Wiggins move lasted for three kilometres on the 18.9-kilometre Monte Grappa climb. He anticipated the steepest part of the climb and helped eliminate some of his direct classification rivals to jump from 10th to seventh overall with only one week to race.
Steve Cummings helped Wiggins as long as he could after he dropped back from an early escape group. Once Wiggins was on his own again, he decided it was best to sit up, a decision sports director Sean Yates agreed with.
“It was not something that I planned for him to do,” said Yates. “Later, it got really steep, much harder than the climbs you find in the Tour de France.
“I told Steve not to put Bradley into the red. That climb did not suit Bradley’s build or the way he climbs.”

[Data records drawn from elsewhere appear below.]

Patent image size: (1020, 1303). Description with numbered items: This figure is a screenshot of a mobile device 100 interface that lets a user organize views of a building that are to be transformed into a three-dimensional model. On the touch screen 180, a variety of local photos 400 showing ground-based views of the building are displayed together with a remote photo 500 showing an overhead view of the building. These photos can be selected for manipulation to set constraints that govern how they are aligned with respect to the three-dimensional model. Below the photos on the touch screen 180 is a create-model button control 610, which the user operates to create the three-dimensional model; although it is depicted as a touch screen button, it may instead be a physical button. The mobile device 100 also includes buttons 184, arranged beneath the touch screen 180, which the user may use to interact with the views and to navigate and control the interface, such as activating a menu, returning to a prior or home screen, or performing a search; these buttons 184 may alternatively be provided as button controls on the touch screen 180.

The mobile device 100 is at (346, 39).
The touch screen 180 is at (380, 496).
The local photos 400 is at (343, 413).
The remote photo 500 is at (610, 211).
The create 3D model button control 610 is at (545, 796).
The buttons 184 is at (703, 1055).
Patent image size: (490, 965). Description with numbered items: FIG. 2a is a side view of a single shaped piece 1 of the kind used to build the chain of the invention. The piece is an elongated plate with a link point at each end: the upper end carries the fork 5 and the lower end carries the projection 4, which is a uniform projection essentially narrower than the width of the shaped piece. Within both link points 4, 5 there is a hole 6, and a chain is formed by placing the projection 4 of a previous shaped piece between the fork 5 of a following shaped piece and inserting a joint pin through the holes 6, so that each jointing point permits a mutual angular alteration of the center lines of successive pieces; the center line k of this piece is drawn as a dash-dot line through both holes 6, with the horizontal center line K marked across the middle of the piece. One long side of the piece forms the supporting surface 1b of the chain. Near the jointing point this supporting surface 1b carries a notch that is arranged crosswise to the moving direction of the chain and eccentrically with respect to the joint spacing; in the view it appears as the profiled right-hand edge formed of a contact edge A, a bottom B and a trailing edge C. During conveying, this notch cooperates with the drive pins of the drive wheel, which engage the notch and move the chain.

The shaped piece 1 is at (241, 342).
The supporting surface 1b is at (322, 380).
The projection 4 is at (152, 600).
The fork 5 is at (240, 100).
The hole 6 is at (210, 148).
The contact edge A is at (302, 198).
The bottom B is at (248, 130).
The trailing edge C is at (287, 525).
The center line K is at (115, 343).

“I think I got carried away, I saw Garzelli and them in trouble and I knew it would be a good point to take some time back,” added Wiggins. “As it worked out, even if I hadn’t accelerated, I would have never gone with Nibali and Basso in the steepest part. I think I finished where I needed to finish, with Tondo, Arroyo and Sastre.”
Wiggins moved ahead to 6’32” behind new leader Arroyo (Caisse d’Epargne) and surpassed Valerio Agnoli (Liquigas-Doimo), Alexander Efimkin (AG2R La Mondiale) and Laurent Didier (Saxo Bank).
Monte Zoncolan will be tougher tomorrow, with pitches up to 22 per cent. After it, though, Wiggins and the Giro d’Italia will enjoy a rest day before the final six stages.
“I’ve raced it in 2003, but that was quite a long time ago and I think we went up a different side. I am not a great fan of them, they are not my cup of tea, but I will get on with it and try to do the best as possible.”